For some people, a visit to their Georgia doctor could prove deadly or leave them with serious harm. A recent study showed that misdiagnoses and delayed diagnoses are shockingly common, and 33% result in permanent disabilities or death. A majority of these medical errors centered around three major medical conditions. Here’s what you should know.
Misdiagnoses can lead to death
Researchers from the John Hopkins University School of Medicine reviewed 55,000 medical malpractice cases reported in the database Comparative Benchmarking System. They found that each year, 12,000 people in the U.S. receive a misdiagnosis, and 33% of those result in serious injury or death. Researchers found that 74.1% of cases involving misdiagnosis resulting in death or catastrophic injuries occurred when people had one of three major conditions, including cancer, vascular issues, or severe infections.
Preventing diagnostic errors leading to harm
Doctors should collaborate with colleagues when they are unsure of a diagnosis and carefully review all lab reports.
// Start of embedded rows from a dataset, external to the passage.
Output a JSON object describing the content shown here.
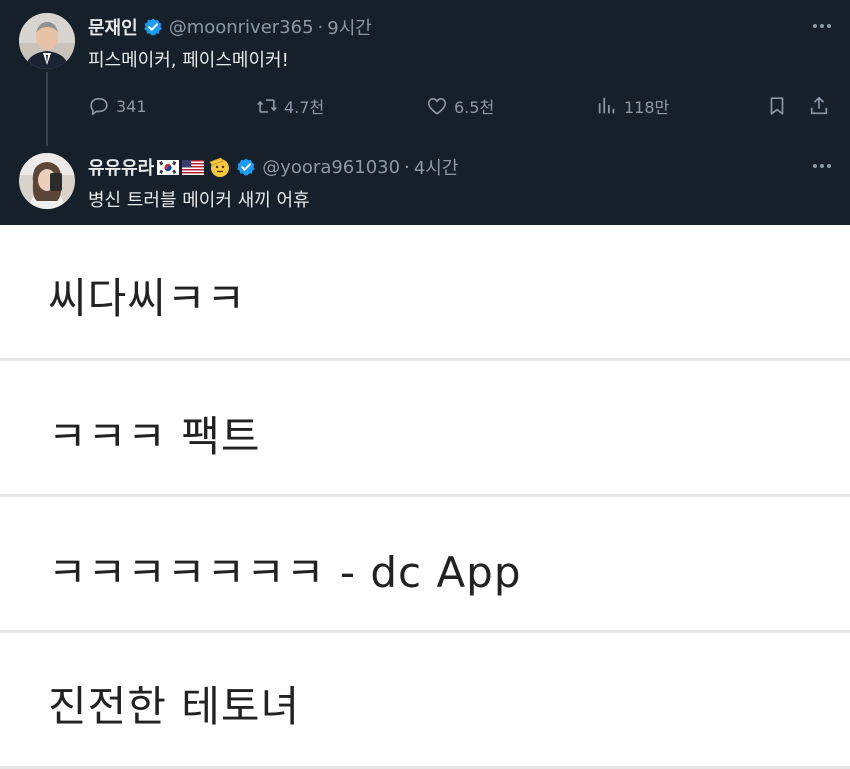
{
  "tweets": [
    {
      "author": "문재인",
      "verified": true,
      "handle": "@moonriver365",
      "separator": "·",
      "time": "9시간",
      "text": "피스메이커, 페이스메이커!",
      "stats": {
        "replies": "341",
        "retweets": "4.7천",
        "likes": "6.5천",
        "views": "118만"
      }
    },
    {
      "author": "유유유라",
      "flags": [
        "south-korea-flag",
        "usa-flag"
      ],
      "emoji": "saluting-face-emoji",
      "verified": true,
      "handle": "@yoora961030",
      "separator": "·",
      "time": "4시간",
      "text": "병신 트러블 메이커 새끼 어휴"
    }
  ],
  "comments": [
    "씨다씨ㅋㅋ",
    "ㅋㅋㅋ 팩트",
    "ㅋㅋㅋㅋㅋㅋㅋ - dc App",
    "진전한 테토녀"
  ],
  "colors": {
    "tweet_background": "#15202b",
    "primary_text": "#e7e9ea",
    "secondary_text": "#8b98a5",
    "verified_badge": "#1d9bf0",
    "comment_text": "#222222",
    "comment_divider": "#e6e6e6"
  },
  "icons": [
    "more-icon",
    "reply-icon",
    "retweet-icon",
    "like-icon",
    "views-icon",
    "bookmark-icon",
    "share-icon",
    "verified-badge-icon"
  ]
}
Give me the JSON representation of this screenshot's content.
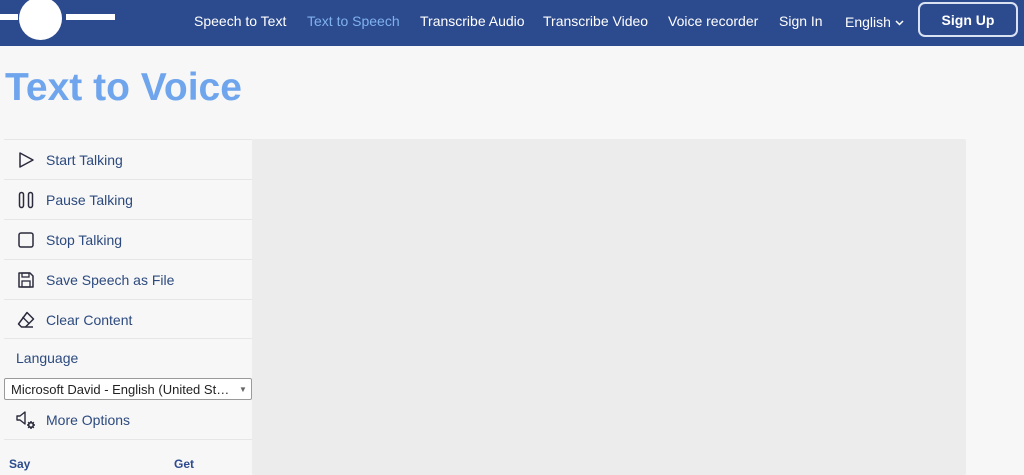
{
  "nav": {
    "links": [
      "Speech to Text",
      "Text to Speech",
      "Transcribe Audio",
      "Transcribe Video",
      "Voice recorder",
      "Sign In"
    ],
    "active_link": "Text to Speech",
    "language": "English",
    "signup_label": "Sign Up"
  },
  "page": {
    "title": "Text to Voice"
  },
  "sidebar": {
    "items": [
      {
        "label": "Start Talking",
        "icon": "play-icon"
      },
      {
        "label": "Pause Talking",
        "icon": "pause-icon"
      },
      {
        "label": "Stop Talking",
        "icon": "stop-icon"
      },
      {
        "label": "Save Speech as File",
        "icon": "save-icon"
      },
      {
        "label": "Clear Content",
        "icon": "eraser-icon"
      }
    ],
    "language_label": "Language",
    "voice_selected": "Microsoft David - English (United States)",
    "more_options_label": "More Options",
    "more_options_icon": "speaker-settings-icon",
    "footer_left": "Say",
    "footer_right": "Get"
  },
  "colors": {
    "nav_bg": "#2c4a8e",
    "title": "#6fa5ed",
    "active_link": "#7fb2ee",
    "text_area_bg": "#ececec"
  }
}
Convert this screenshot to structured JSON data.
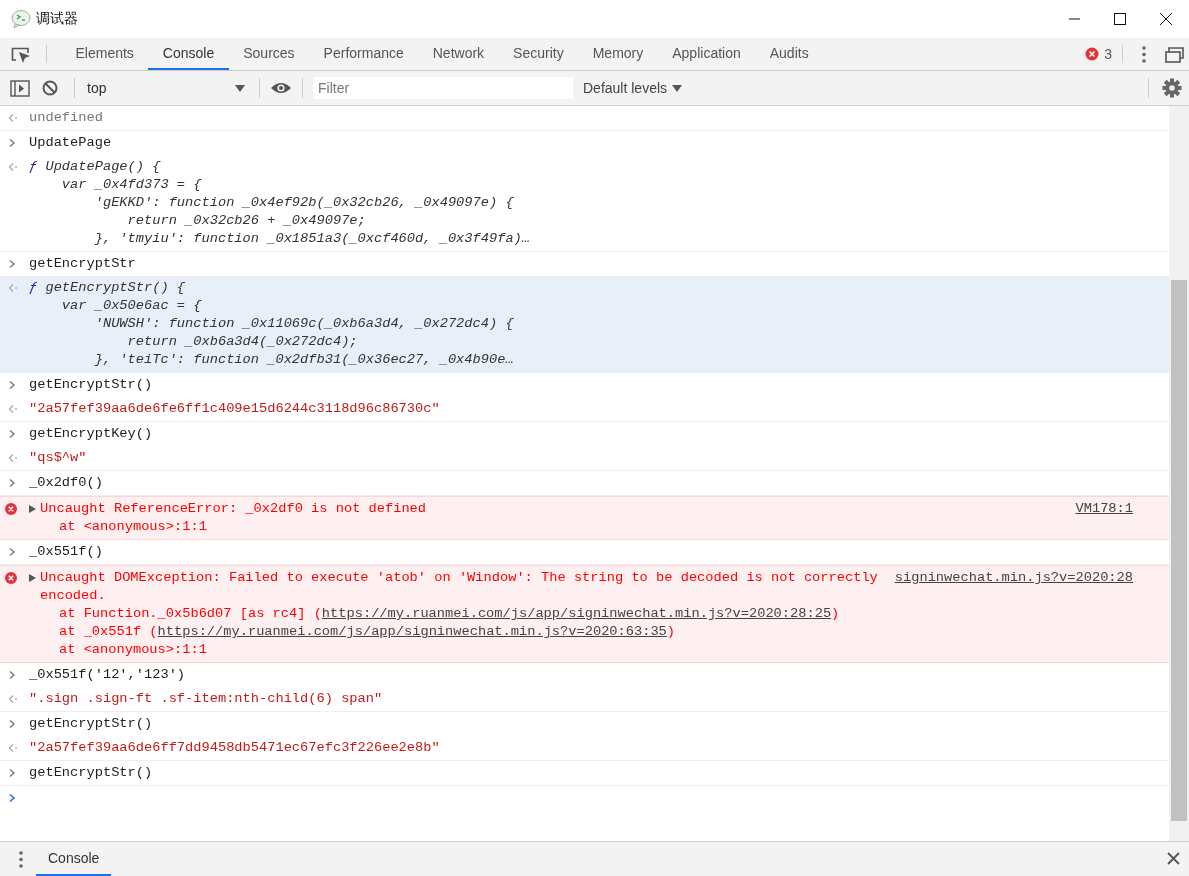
{
  "window": {
    "title": "调试器"
  },
  "tabs": [
    {
      "label": "Elements",
      "selected": false
    },
    {
      "label": "Console",
      "selected": true
    },
    {
      "label": "Sources",
      "selected": false
    },
    {
      "label": "Performance",
      "selected": false
    },
    {
      "label": "Network",
      "selected": false
    },
    {
      "label": "Security",
      "selected": false
    },
    {
      "label": "Memory",
      "selected": false
    },
    {
      "label": "Application",
      "selected": false
    },
    {
      "label": "Audits",
      "selected": false
    }
  ],
  "error_count": "3",
  "toolbar": {
    "context": "top",
    "filter": {
      "placeholder": "Filter"
    },
    "levels": "Default levels"
  },
  "console": [
    {
      "kind": "undefined",
      "text": "undefined"
    },
    {
      "kind": "input",
      "text": "UpdatePage"
    },
    {
      "kind": "function",
      "selected": false,
      "keyword": "ƒ",
      "lines": [
        "UpdatePage() {",
        "    var _0x4fd373 = {",
        "        'gEKKD': function _0x4ef92b(_0x32cb26, _0x49097e) {",
        "            return _0x32cb26 + _0x49097e;",
        "        }, 'tmyiu': function _0x1851a3(_0xcf460d, _0x3f49fa)…"
      ]
    },
    {
      "kind": "input",
      "text": "getEncryptStr"
    },
    {
      "kind": "function",
      "selected": true,
      "keyword": "ƒ",
      "lines": [
        "getEncryptStr() {",
        "    var _0x50e6ac = {",
        "        'NUWSH': function _0x11069c(_0xb6a3d4, _0x272dc4) {",
        "            return _0xb6a3d4(_0x272dc4);",
        "        }, 'teiTc': function _0x2dfb31(_0x36ec27, _0x4b90e…"
      ]
    },
    {
      "kind": "input",
      "text": "getEncryptStr()"
    },
    {
      "kind": "string",
      "text": "\"2a57fef39aa6de6fe6ff1c409e15d6244c3118d96c86730c\""
    },
    {
      "kind": "input",
      "text": "getEncryptKey()"
    },
    {
      "kind": "string",
      "text": "\"qs$^w\""
    },
    {
      "kind": "input",
      "text": "_0x2df0()"
    },
    {
      "kind": "error",
      "expanded": false,
      "message": "Uncaught ReferenceError: _0x2df0 is not defined",
      "source": "VM178:1",
      "stack": [
        {
          "text": "at <anonymous>:1:1"
        }
      ]
    },
    {
      "kind": "input",
      "text": "_0x551f()"
    },
    {
      "kind": "error",
      "expanded": false,
      "message": "Uncaught DOMException: Failed to execute 'atob' on 'Window': The string to be decoded is not correctly encoded.",
      "source": "signinwechat.min.js?v=2020:28",
      "stack": [
        {
          "text": "at Function._0x5b6d07 [as rc4] (",
          "link": "https://my.ruanmei.com/js/app/signinwechat.min.js?v=2020:28:25",
          "after": ")"
        },
        {
          "text": "at _0x551f (",
          "link": "https://my.ruanmei.com/js/app/signinwechat.min.js?v=2020:63:35",
          "after": ")"
        },
        {
          "text": "at <anonymous>:1:1"
        }
      ]
    },
    {
      "kind": "input",
      "text": "_0x551f('12','123')"
    },
    {
      "kind": "string",
      "text": "\".sign .sign-ft .sf-item:nth-child(6) span\""
    },
    {
      "kind": "input",
      "text": "getEncryptStr()"
    },
    {
      "kind": "string",
      "text": "\"2a57fef39aa6de6ff7dd9458db5471ec67efc3f226ee2e8b\""
    },
    {
      "kind": "input",
      "text": "getEncryptStr()"
    }
  ],
  "drawer": {
    "tabs": [
      {
        "label": "Console",
        "selected": true
      }
    ]
  }
}
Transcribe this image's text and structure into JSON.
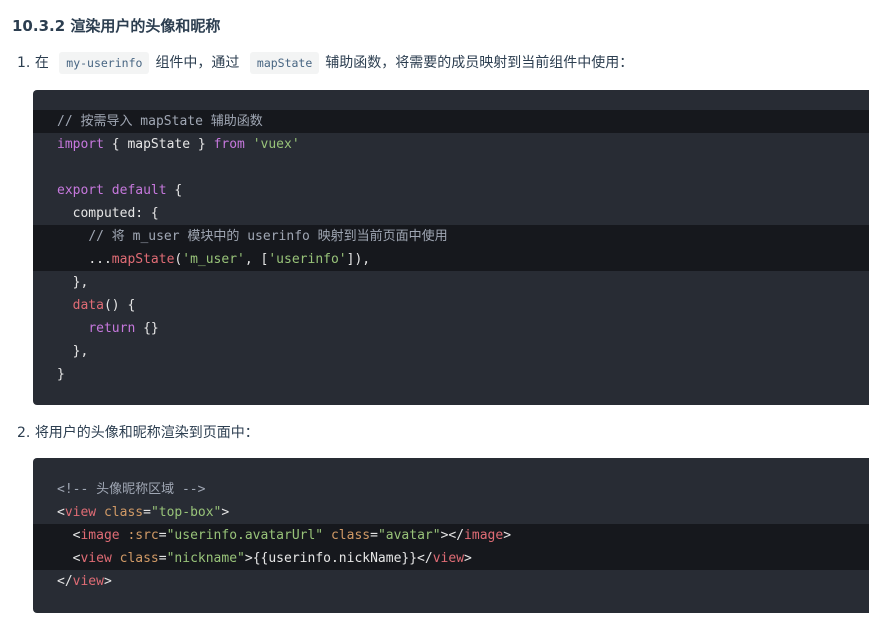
{
  "section": {
    "heading": "10.3.2 渲染用户的头像和昵称"
  },
  "step1": {
    "number": "1.",
    "text_before": "在",
    "code_component": "my-userinfo",
    "text_middle": "组件中，通过",
    "code_helper": "mapState",
    "text_after": "辅助函数，将需要的成员映射到当前组件中使用："
  },
  "code_block_1": {
    "lines": {
      "l1_comment": "// 按需导入 mapState 辅助函数",
      "l2_import": "import",
      "l2_brace_open": " { ",
      "l2_name": "mapState",
      "l2_brace_close": " } ",
      "l2_from": "from",
      "l2_space": " ",
      "l2_module": "'vuex'",
      "l4_export": "export",
      "l4_space": " ",
      "l4_default": "default",
      "l4_brace": " {",
      "l5_indent": "  ",
      "l5_computed": "computed",
      "l5_rest": ": {",
      "l6_indent": "    ",
      "l6_comment": "// 将 m_user 模块中的 userinfo 映射到当前页面中使用",
      "l7_indent": "    ",
      "l7_spread": "...",
      "l7_func": "mapState",
      "l7_paren_open": "(",
      "l7_arg1": "'m_user'",
      "l7_comma": ", [",
      "l7_arg2": "'userinfo'",
      "l7_close": "]),",
      "l8_text": "  },",
      "l9_indent": "  ",
      "l9_data": "data",
      "l9_rest": "() {",
      "l10_indent": "    ",
      "l10_return": "return",
      "l10_rest": " {}",
      "l11_text": "  },",
      "l12_text": "}"
    }
  },
  "step2": {
    "number": "2.",
    "text": "将用户的头像和昵称渲染到页面中："
  },
  "code_block_2": {
    "lines": {
      "l1_comment": "<!-- 头像昵称区域 -->",
      "l2_open": "<",
      "l2_tag": "view",
      "l2_space": " ",
      "l2_attr": "class",
      "l2_eq": "=",
      "l2_val": "\"top-box\"",
      "l2_close": ">",
      "l3_indent": "  ",
      "l3_open": "<",
      "l3_tag": "image",
      "l3_space1": " ",
      "l3_attr1": ":src",
      "l3_eq1": "=",
      "l3_val1": "\"userinfo.avatarUrl\"",
      "l3_space2": " ",
      "l3_attr2": "class",
      "l3_eq2": "=",
      "l3_val2": "\"avatar\"",
      "l3_mid": "></",
      "l3_tag_close": "image",
      "l3_end": ">",
      "l4_indent": "  ",
      "l4_open": "<",
      "l4_tag": "view",
      "l4_space": " ",
      "l4_attr": "class",
      "l4_eq": "=",
      "l4_val": "\"nickname\"",
      "l4_mid": ">{{userinfo.nickName}}</",
      "l4_tag_close": "view",
      "l4_end": ">",
      "l5_open": "</",
      "l5_tag": "view",
      "l5_end": ">"
    }
  }
}
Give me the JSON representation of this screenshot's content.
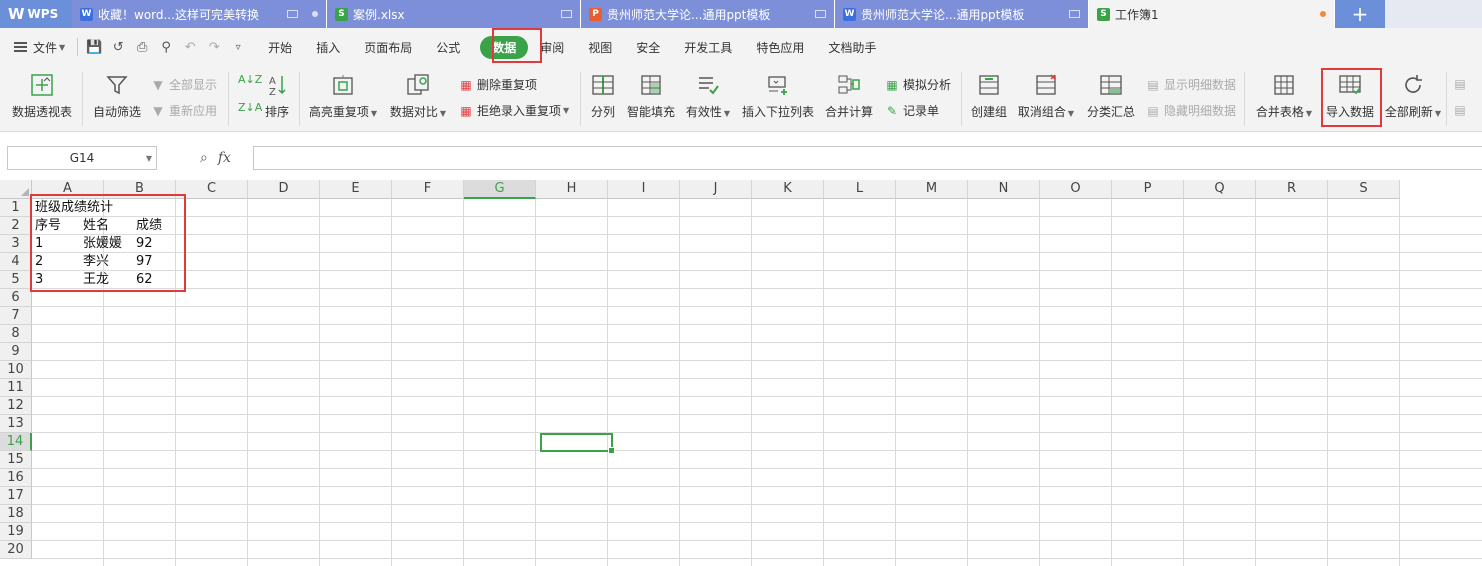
{
  "tabs": {
    "logo": "WPS",
    "items": [
      {
        "type": "W",
        "title": "收藏！word...这样可完美转换",
        "active": false
      },
      {
        "type": "S",
        "title": "案例.xlsx",
        "active": false
      },
      {
        "type": "P",
        "title": "贵州师范大学论...通用ppt模板",
        "active": false
      },
      {
        "type": "W",
        "title": "贵州师范大学论...通用ppt模板",
        "active": false
      },
      {
        "type": "S",
        "title": "工作簿1",
        "active": true
      }
    ],
    "new_tab": "+"
  },
  "menu": {
    "file": "文件",
    "tabs": [
      "开始",
      "插入",
      "页面布局",
      "公式",
      "数据",
      "审阅",
      "视图",
      "安全",
      "开发工具",
      "特色应用",
      "文档助手"
    ],
    "active_tab": "数据"
  },
  "ribbon": {
    "pivot": "数据透视表",
    "autofilter": "自动筛选",
    "show_all": "全部显示",
    "reapply": "重新应用",
    "sort": "排序",
    "highlight_dup": "高亮重复项",
    "compare": "数据对比",
    "remove_dup": "删除重复项",
    "reject_dup": "拒绝录入重复项",
    "split": "分列",
    "smart_fill": "智能填充",
    "validity": "有效性",
    "insert_dropdown": "插入下拉列表",
    "consolidate": "合并计算",
    "whatif": "模拟分析",
    "record": "记录单",
    "create_group": "创建组",
    "ungroup": "取消组合",
    "subtotal": "分类汇总",
    "show_detail": "显示明细数据",
    "hide_detail": "隐藏明细数据",
    "merge_tables": "合并表格",
    "import_data": "导入数据",
    "refresh_all": "全部刷新"
  },
  "formula_bar": {
    "cell_ref": "G14",
    "fx": "fx",
    "formula": ""
  },
  "sheet": {
    "columns": [
      "A",
      "B",
      "C",
      "D",
      "E",
      "F",
      "G",
      "H",
      "I",
      "J",
      "K",
      "L",
      "M",
      "N",
      "O",
      "P",
      "Q",
      "R",
      "S"
    ],
    "selected_column": "G",
    "rows": [
      "1",
      "2",
      "3",
      "4",
      "5",
      "6",
      "7",
      "8",
      "9",
      "10",
      "11",
      "12",
      "13",
      "14",
      "15",
      "16",
      "17",
      "18",
      "19",
      "20"
    ],
    "selected_row": "14",
    "content": {
      "r1_a": "班级成绩统计",
      "r2_a": "序号",
      "r2_b": "姓名",
      "r2_c": "成绩",
      "r3_a": "1",
      "r3_b": "张媛媛",
      "r3_c": "92",
      "r4_a": "2",
      "r4_b": "李兴",
      "r4_c": "97",
      "r5_a": "3",
      "r5_b": "王龙",
      "r5_c": "62"
    }
  },
  "colors": {
    "accent": "#3aa34a",
    "highlight_box": "#e03b3b"
  }
}
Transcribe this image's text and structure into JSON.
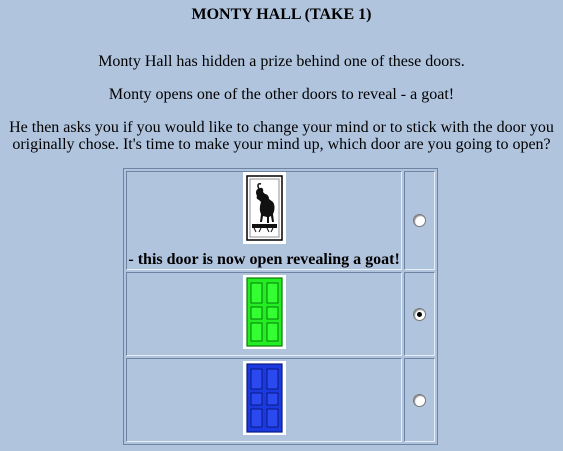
{
  "page": {
    "title": "MONTY HALL (TAKE 1)",
    "intro_1": "Monty Hall has hidden a prize behind one of these doors.",
    "intro_2": "Monty opens one of the other doors to reveal - a goat!",
    "intro_3": "He then asks you if you would like to change your mind or to stick with the door you originally chose. It's time to make your mind up, which door are you going to open?"
  },
  "doors": [
    {
      "state": "open-goat",
      "caption": "- this door is now open revealing a goat!",
      "selected": false,
      "color": "#ffffff",
      "icon": "goat-door-icon"
    },
    {
      "state": "closed",
      "caption": "",
      "selected": true,
      "color": "#22ee22",
      "icon": "green-door-icon"
    },
    {
      "state": "closed",
      "caption": "",
      "selected": false,
      "color": "#1a3adf",
      "icon": "blue-door-icon"
    }
  ],
  "colors": {
    "background": "#b0c4de",
    "green_door": "#22ee22",
    "blue_door": "#1a3adf"
  }
}
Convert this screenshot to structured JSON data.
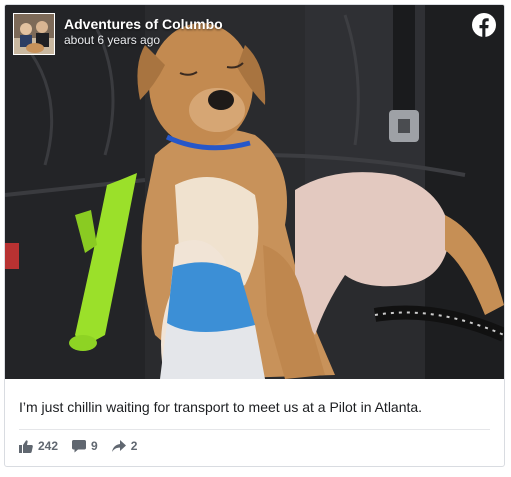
{
  "post": {
    "page_name": "Adventures of Columbo",
    "timestamp": "about 6 years ago",
    "caption": "I’m just chillin waiting for transport to meet us at a Pilot in Atlanta.",
    "stats": {
      "likes": "242",
      "comments": "9",
      "shares": "2"
    }
  },
  "icons": {
    "brand": "facebook-logo-icon",
    "like": "thumbs-up-icon",
    "comment": "speech-bubble-icon",
    "share": "share-arrow-icon"
  },
  "colors": {
    "brand_blue": "#1877f2",
    "text": "#1c1e21",
    "muted": "#606770"
  }
}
Most of the misdiagnoses happened in walk-in urgent clinics and emergency departments. Additional training should be provided in spotting the symptoms of these conditions to reduce the potential for error.
A few of the things doctors and hospitals should do to reduce diagnostic errors include the following:
- Listen carefully to patients
- Encourage patients to talk about their symptoms
- Collaborate with a medical team
- Follow up with patients
Patients can also take steps to reduce their chance of being misdiagnosed. If a patient feels something is wrong but is told they are fine by a doctor, they should seek a second opinion from a different doctor. Patients should be empowered to assume a bigger role in their care. They should ask questions and be unafraid to talk about the symptoms they are experiencing. If a doctor fails to listen to the concerns of a patient in the emergency department, the patient should seek out a different doctor to determine whether something is wrong. They should also reach out to the hospital to explain their concerns.